As a guitarist, Brown’s playing currently seems to draw from the same wellspring as his fellow Brit Matt Scholfield; sharing as it does a deeply rooted Blues feel that is tastefully spiced up with neatly placed modal phrases. The inventive solo on ‘Speechless’ which kicks off Oli’s current live CD and DVD set balances aggressive Hendrixian moves with a neat switch to smooth jazzy-sounding Dorian licks; the tone, phrasing and articulation of which are flawless.
Insisting that he has no deep knowledge of scales or harmony, Oli explains that his prodigious technique is down to one key element, constant practice. His ability to step outside the confines of the pentatonic box stems from his practice of using recording software to isolate any guitar solos that he particularly likes, slowing them down and learning them by ear before gradually assimilating them into his own playing. This process of gradual analysis his given Oli the ability to navigate his way nimbly through chord changes that might otherwise stump those like himself who haven’t formally studied musical theory and his patience and determination have rewarded him with a style that makes him one of the most melodic and accomplished players currently working on the Blues circuit.
Brown's thick raspy lead tone nevertheless owes an obvious debt to Jimi Hendrix but his choice of gear sidesteps the more usual Strat and Marshall combination in favour of a more individual setup. His current amp of choice is a British-made Volt Amp Co Overdrive Super, which is based on the fabled – and ultra-rare - Dumble Overdrive Specials as used by Larry Carlton, Stevie Ray Vaughan and Robben Ford, to name but a few. The Overdrive Super combines simplicity with an outstanding build quality, plus a couple of cool features that Oli employs to help give his solos an extra edge, both in the studio and onstage. “It’s an amazing amp!” he enthuses, “I just love the clean sounds, it’s got lots of headroom and the overdrive is just fantastic!”
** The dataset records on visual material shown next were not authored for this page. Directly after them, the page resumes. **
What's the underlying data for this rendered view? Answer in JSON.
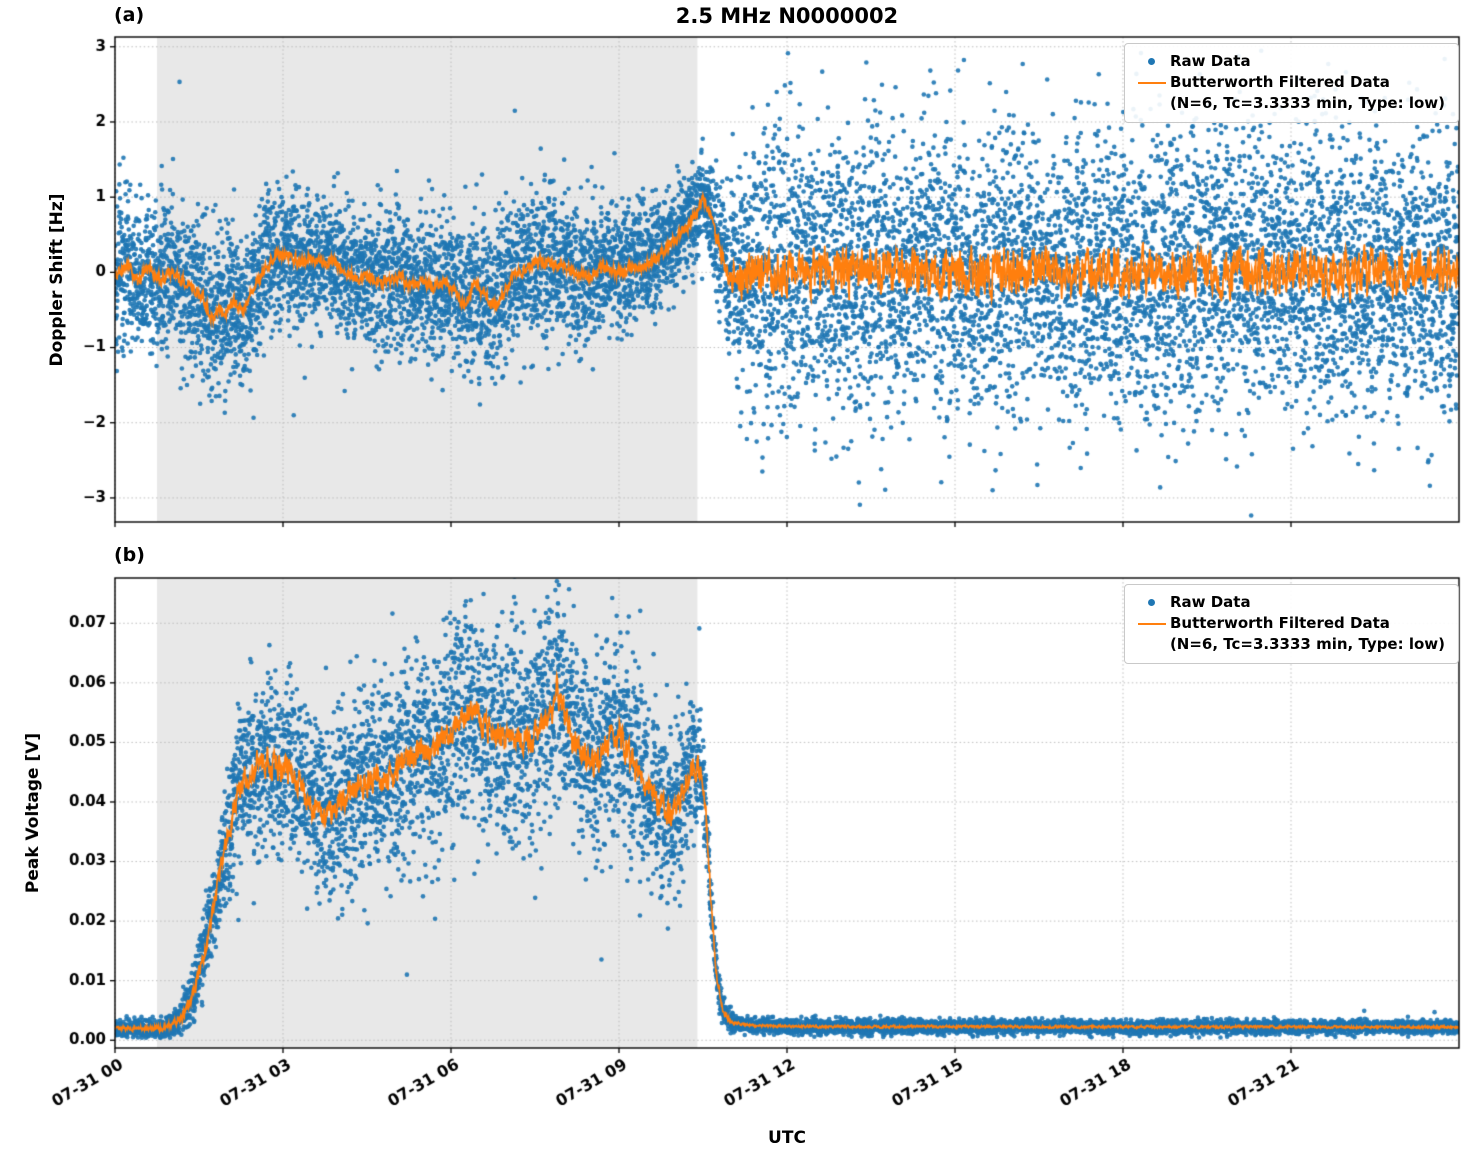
{
  "chart_data": {
    "type": "scatter",
    "title": "2.5 MHz N0000002",
    "xlabel": "UTC",
    "legend": {
      "raw_label": "Raw Data",
      "filtered_label": "Butterworth Filtered Data",
      "filtered_sublabel": "(N=6, Tc=3.3333 min, Type: low)"
    },
    "colors": {
      "raw": "#1f77b4",
      "filtered": "#ff7f0e",
      "shade": "#e8e8e8",
      "grid": "#bdbdbd",
      "axis": "#000000"
    },
    "x_hours_range": [
      0,
      24
    ],
    "x_ticks": [
      {
        "t": 0,
        "label": "07-31 00"
      },
      {
        "t": 3,
        "label": "07-31 03"
      },
      {
        "t": 6,
        "label": "07-31 06"
      },
      {
        "t": 9,
        "label": "07-31 09"
      },
      {
        "t": 12,
        "label": "07-31 12"
      },
      {
        "t": 15,
        "label": "07-31 15"
      },
      {
        "t": 18,
        "label": "07-31 18"
      },
      {
        "t": 21,
        "label": "07-31 21"
      }
    ],
    "shaded_region_hours": [
      0.75,
      10.4
    ],
    "panels": [
      {
        "tag": "(a)",
        "ylabel": "Doppler Shift [Hz]",
        "ylim": [
          -3.32,
          3.13
        ],
        "yticks": [
          {
            "v": -3,
            "label": "−3"
          },
          {
            "v": -2,
            "label": "−2"
          },
          {
            "v": -1,
            "label": "−1"
          },
          {
            "v": 0,
            "label": "0"
          },
          {
            "v": 1,
            "label": "1"
          },
          {
            "v": 2,
            "label": "2"
          },
          {
            "v": 3,
            "label": "3"
          }
        ],
        "n_scatter": 11000,
        "filtered_keypoints": [
          [
            0,
            -0.05
          ],
          [
            0.2,
            0.12
          ],
          [
            0.4,
            -0.12
          ],
          [
            0.6,
            0.05
          ],
          [
            0.8,
            -0.08
          ],
          [
            1.0,
            -0.02
          ],
          [
            1.2,
            -0.12
          ],
          [
            1.4,
            -0.22
          ],
          [
            1.6,
            -0.38
          ],
          [
            1.75,
            -0.62
          ],
          [
            1.85,
            -0.45
          ],
          [
            1.95,
            -0.62
          ],
          [
            2.1,
            -0.4
          ],
          [
            2.3,
            -0.48
          ],
          [
            2.5,
            -0.18
          ],
          [
            2.7,
            0.08
          ],
          [
            2.9,
            0.25
          ],
          [
            3.1,
            0.22
          ],
          [
            3.3,
            0.12
          ],
          [
            3.5,
            0.18
          ],
          [
            3.7,
            0.1
          ],
          [
            3.9,
            0.15
          ],
          [
            4.1,
            0.02
          ],
          [
            4.3,
            -0.08
          ],
          [
            4.5,
            -0.05
          ],
          [
            4.7,
            -0.15
          ],
          [
            4.9,
            -0.1
          ],
          [
            5.1,
            -0.05
          ],
          [
            5.3,
            -0.18
          ],
          [
            5.5,
            -0.12
          ],
          [
            5.7,
            -0.2
          ],
          [
            5.9,
            -0.12
          ],
          [
            6.1,
            -0.3
          ],
          [
            6.25,
            -0.45
          ],
          [
            6.4,
            -0.18
          ],
          [
            6.6,
            -0.28
          ],
          [
            6.75,
            -0.48
          ],
          [
            6.9,
            -0.35
          ],
          [
            7.05,
            -0.12
          ],
          [
            7.2,
            0.0
          ],
          [
            7.4,
            0.1
          ],
          [
            7.6,
            0.15
          ],
          [
            7.8,
            0.12
          ],
          [
            8.0,
            0.05
          ],
          [
            8.2,
            0.0
          ],
          [
            8.4,
            -0.05
          ],
          [
            8.6,
            0.02
          ],
          [
            8.8,
            0.08
          ],
          [
            9.0,
            0.0
          ],
          [
            9.2,
            0.05
          ],
          [
            9.4,
            0.08
          ],
          [
            9.6,
            0.15
          ],
          [
            9.8,
            0.28
          ],
          [
            10.0,
            0.45
          ],
          [
            10.2,
            0.6
          ],
          [
            10.35,
            0.75
          ],
          [
            10.5,
            1.0
          ],
          [
            10.65,
            0.7
          ],
          [
            10.8,
            0.3
          ],
          [
            10.95,
            0.0
          ],
          [
            11.1,
            -0.1
          ],
          [
            11.5,
            0.0
          ],
          [
            12,
            0.0
          ],
          [
            24,
            0.0
          ]
        ],
        "filtered_noise_amp": [
          [
            0,
            0.07
          ],
          [
            10.3,
            0.07
          ],
          [
            10.6,
            0.05
          ],
          [
            10.9,
            0.12
          ],
          [
            11.2,
            0.26
          ],
          [
            24,
            0.26
          ]
        ],
        "scatter_sigma": [
          [
            0,
            0.55
          ],
          [
            0.5,
            0.5
          ],
          [
            1.0,
            0.45
          ],
          [
            1.8,
            0.55
          ],
          [
            2.5,
            0.5
          ],
          [
            3.0,
            0.42
          ],
          [
            4.0,
            0.45
          ],
          [
            5.0,
            0.45
          ],
          [
            6.0,
            0.48
          ],
          [
            7.0,
            0.48
          ],
          [
            8.0,
            0.45
          ],
          [
            9.0,
            0.42
          ],
          [
            9.8,
            0.38
          ],
          [
            10.3,
            0.32
          ],
          [
            10.6,
            0.28
          ],
          [
            10.9,
            0.5
          ],
          [
            11.2,
            0.8
          ],
          [
            11.6,
            0.95
          ],
          [
            12.5,
            0.95
          ],
          [
            24,
            0.95
          ]
        ]
      },
      {
        "tag": "(b)",
        "ylabel": "Peak Voltage [V]",
        "ylim": [
          -0.0013,
          0.0776
        ],
        "clamp_min": 0.0004,
        "yticks": [
          {
            "v": 0.0,
            "label": "0.00"
          },
          {
            "v": 0.01,
            "label": "0.01"
          },
          {
            "v": 0.02,
            "label": "0.02"
          },
          {
            "v": 0.03,
            "label": "0.03"
          },
          {
            "v": 0.04,
            "label": "0.04"
          },
          {
            "v": 0.05,
            "label": "0.05"
          },
          {
            "v": 0.06,
            "label": "0.06"
          },
          {
            "v": 0.07,
            "label": "0.07"
          }
        ],
        "n_scatter": 10000,
        "filtered_keypoints": [
          [
            0,
            0.002
          ],
          [
            0.8,
            0.002
          ],
          [
            1.0,
            0.0025
          ],
          [
            1.2,
            0.004
          ],
          [
            1.4,
            0.008
          ],
          [
            1.6,
            0.015
          ],
          [
            1.8,
            0.024
          ],
          [
            2.0,
            0.034
          ],
          [
            2.2,
            0.042
          ],
          [
            2.4,
            0.045
          ],
          [
            2.6,
            0.047
          ],
          [
            2.8,
            0.0465
          ],
          [
            3.0,
            0.0455
          ],
          [
            3.2,
            0.044
          ],
          [
            3.4,
            0.0415
          ],
          [
            3.6,
            0.0385
          ],
          [
            3.8,
            0.0375
          ],
          [
            4.0,
            0.0395
          ],
          [
            4.2,
            0.041
          ],
          [
            4.4,
            0.0425
          ],
          [
            4.6,
            0.044
          ],
          [
            4.8,
            0.0435
          ],
          [
            5.0,
            0.0455
          ],
          [
            5.2,
            0.047
          ],
          [
            5.4,
            0.0485
          ],
          [
            5.6,
            0.0475
          ],
          [
            5.8,
            0.05
          ],
          [
            6.0,
            0.052
          ],
          [
            6.2,
            0.054
          ],
          [
            6.4,
            0.0555
          ],
          [
            6.6,
            0.053
          ],
          [
            6.8,
            0.051
          ],
          [
            7.0,
            0.0505
          ],
          [
            7.2,
            0.0515
          ],
          [
            7.4,
            0.05
          ],
          [
            7.6,
            0.0525
          ],
          [
            7.8,
            0.055
          ],
          [
            7.9,
            0.059
          ],
          [
            8.05,
            0.054
          ],
          [
            8.2,
            0.05
          ],
          [
            8.4,
            0.0475
          ],
          [
            8.6,
            0.0465
          ],
          [
            8.8,
            0.05
          ],
          [
            9.0,
            0.0525
          ],
          [
            9.15,
            0.048
          ],
          [
            9.3,
            0.046
          ],
          [
            9.5,
            0.0425
          ],
          [
            9.7,
            0.04
          ],
          [
            9.9,
            0.0375
          ],
          [
            10.1,
            0.041
          ],
          [
            10.3,
            0.0455
          ],
          [
            10.45,
            0.046
          ],
          [
            10.55,
            0.038
          ],
          [
            10.65,
            0.022
          ],
          [
            10.75,
            0.01
          ],
          [
            10.85,
            0.005
          ],
          [
            11.0,
            0.003
          ],
          [
            11.3,
            0.0025
          ],
          [
            12,
            0.0023
          ],
          [
            24,
            0.0022
          ]
        ],
        "filtered_noise_amp": [
          [
            0,
            0.0003
          ],
          [
            0.9,
            0.0004
          ],
          [
            1.4,
            0.0009
          ],
          [
            2.0,
            0.0015
          ],
          [
            2.5,
            0.002
          ],
          [
            10.2,
            0.002
          ],
          [
            10.6,
            0.0012
          ],
          [
            10.9,
            0.0004
          ],
          [
            11.2,
            0.00018
          ],
          [
            24,
            0.00018
          ]
        ],
        "scatter_sigma": [
          [
            0,
            0.0006
          ],
          [
            0.9,
            0.0008
          ],
          [
            1.2,
            0.0015
          ],
          [
            1.5,
            0.003
          ],
          [
            1.8,
            0.0045
          ],
          [
            2.1,
            0.006
          ],
          [
            2.4,
            0.007
          ],
          [
            2.8,
            0.0075
          ],
          [
            3.5,
            0.008
          ],
          [
            4.5,
            0.008
          ],
          [
            5.5,
            0.0085
          ],
          [
            6.5,
            0.009
          ],
          [
            7.5,
            0.009
          ],
          [
            8.5,
            0.0085
          ],
          [
            9.5,
            0.008
          ],
          [
            10.2,
            0.007
          ],
          [
            10.5,
            0.004
          ],
          [
            10.7,
            0.002
          ],
          [
            10.9,
            0.001
          ],
          [
            11.1,
            0.0006
          ],
          [
            24,
            0.0005
          ]
        ]
      }
    ]
  }
}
One of the favourite facilities on his amp is the pre-amp boost that bypasses the tone controls; the idea being it pushes the clean channel whilst retaining the amp’s natural depth and warmth. The pre-amp boost mode leaves just the channel volume and the master volume in play, with a switchable volume boost on hand to further enhance the preamp boost’s fat natural tone. The Volt shares stage space with a Blackstar HT Stage 60.
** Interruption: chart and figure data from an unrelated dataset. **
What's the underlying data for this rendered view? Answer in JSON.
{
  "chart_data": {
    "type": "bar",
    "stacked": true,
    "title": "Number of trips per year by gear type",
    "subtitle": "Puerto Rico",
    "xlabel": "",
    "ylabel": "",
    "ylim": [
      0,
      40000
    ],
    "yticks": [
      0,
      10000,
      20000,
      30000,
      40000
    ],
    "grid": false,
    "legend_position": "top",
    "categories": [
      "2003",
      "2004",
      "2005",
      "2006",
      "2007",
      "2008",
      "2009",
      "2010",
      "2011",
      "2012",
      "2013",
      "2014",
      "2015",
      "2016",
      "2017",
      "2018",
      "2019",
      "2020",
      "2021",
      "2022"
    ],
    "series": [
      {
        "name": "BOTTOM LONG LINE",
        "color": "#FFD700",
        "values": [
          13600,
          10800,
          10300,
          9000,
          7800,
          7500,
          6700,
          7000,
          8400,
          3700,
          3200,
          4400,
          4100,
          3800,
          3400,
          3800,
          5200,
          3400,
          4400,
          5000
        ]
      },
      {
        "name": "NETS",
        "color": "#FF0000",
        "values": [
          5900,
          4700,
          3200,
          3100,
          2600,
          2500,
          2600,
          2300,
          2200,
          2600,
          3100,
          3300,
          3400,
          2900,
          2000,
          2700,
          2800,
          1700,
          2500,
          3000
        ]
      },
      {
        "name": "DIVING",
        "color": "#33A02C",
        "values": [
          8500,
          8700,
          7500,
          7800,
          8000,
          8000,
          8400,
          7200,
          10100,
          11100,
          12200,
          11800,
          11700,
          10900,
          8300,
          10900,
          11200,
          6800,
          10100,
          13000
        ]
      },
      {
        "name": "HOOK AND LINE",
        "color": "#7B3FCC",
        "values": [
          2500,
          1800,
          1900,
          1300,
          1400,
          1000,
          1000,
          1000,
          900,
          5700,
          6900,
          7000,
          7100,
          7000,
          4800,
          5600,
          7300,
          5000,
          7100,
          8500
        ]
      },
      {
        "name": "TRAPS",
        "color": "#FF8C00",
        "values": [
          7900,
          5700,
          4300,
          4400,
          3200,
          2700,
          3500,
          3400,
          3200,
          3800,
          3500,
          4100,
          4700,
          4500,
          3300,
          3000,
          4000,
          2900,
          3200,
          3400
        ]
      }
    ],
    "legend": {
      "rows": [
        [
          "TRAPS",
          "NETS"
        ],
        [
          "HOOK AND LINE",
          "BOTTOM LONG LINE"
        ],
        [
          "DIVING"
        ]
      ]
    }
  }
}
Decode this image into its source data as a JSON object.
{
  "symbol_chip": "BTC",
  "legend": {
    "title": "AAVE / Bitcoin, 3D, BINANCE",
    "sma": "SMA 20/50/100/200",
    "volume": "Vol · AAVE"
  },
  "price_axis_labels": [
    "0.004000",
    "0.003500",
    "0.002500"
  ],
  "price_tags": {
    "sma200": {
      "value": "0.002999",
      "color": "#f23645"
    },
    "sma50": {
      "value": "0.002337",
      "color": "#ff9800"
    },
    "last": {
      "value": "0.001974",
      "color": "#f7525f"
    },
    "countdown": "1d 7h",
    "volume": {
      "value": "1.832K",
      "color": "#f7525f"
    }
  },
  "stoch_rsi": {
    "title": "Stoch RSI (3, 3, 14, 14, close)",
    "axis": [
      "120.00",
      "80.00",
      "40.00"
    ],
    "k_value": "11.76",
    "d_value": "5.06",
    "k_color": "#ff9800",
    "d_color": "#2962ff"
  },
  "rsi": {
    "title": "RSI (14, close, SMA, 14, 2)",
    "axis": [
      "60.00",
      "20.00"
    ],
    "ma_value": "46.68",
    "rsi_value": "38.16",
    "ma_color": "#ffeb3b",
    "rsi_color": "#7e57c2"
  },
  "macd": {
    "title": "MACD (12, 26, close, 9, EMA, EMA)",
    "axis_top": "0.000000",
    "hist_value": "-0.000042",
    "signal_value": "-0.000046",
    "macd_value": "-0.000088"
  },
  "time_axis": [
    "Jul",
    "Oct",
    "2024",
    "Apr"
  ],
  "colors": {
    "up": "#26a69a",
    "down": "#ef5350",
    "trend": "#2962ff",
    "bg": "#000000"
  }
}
Like many discerning tone-hounds Oli is a fan of vintage guitars, amplifiers and effects “but they are very expensive”, so like many guitarists his current effects setup comprises high quality stomp boxes that still help him capture the vintage tones he loves.
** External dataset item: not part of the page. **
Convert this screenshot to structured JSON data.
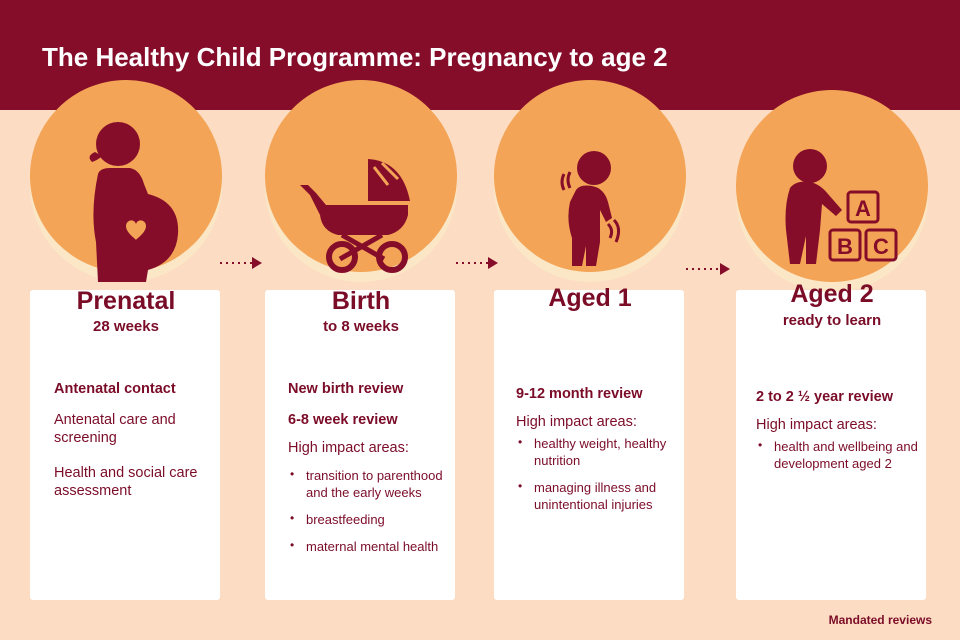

As for guitars, you'll often find Brown toting a Tele, but just as likely a handbuilt Vanquish signature model, which sports a mahogany body and neck and a pair of P90s, played with a thumb-pick. As a major-league big Hendrix fan he uses a Roger Mayer Octavia - a quirky fuzz pedal that introduces an octave above the fundamental note - in conjunction with a Roger Mayer Voodoo Vibe for generating evocative ‘Machine Gun’ style Leslie style chorus effects. Other key elements on the Oli Brown pedalboard are a Black Cat Bee Buzz fuzz pedal - a replica of the original Roland Bee Baa fuzztone with improved circuitry that reduces the original unit’s propensity to produce excessive noise and thus improve the overall tone and an Xotic EP Booster, which Oli insists he leaves switched on all the time. “It’s an amazing pedal, hands down.” Oli says, “It adds so much character to the guitar, it seems to open all of the guitar frequencies ranges, it opens out the bottom and the top. It makes the guitar sound bigger and I love it for that reason alone. That pedal would go with me everywhere.” These are on a board along with a collection of contemporary faves which include pedals by T-Rex, Wampler and Boss.
It's always premature to write off the Blues as a living force for guitarists and it looks like, thanks to a new generation of players like Oli Brown, that's its time is coming round again.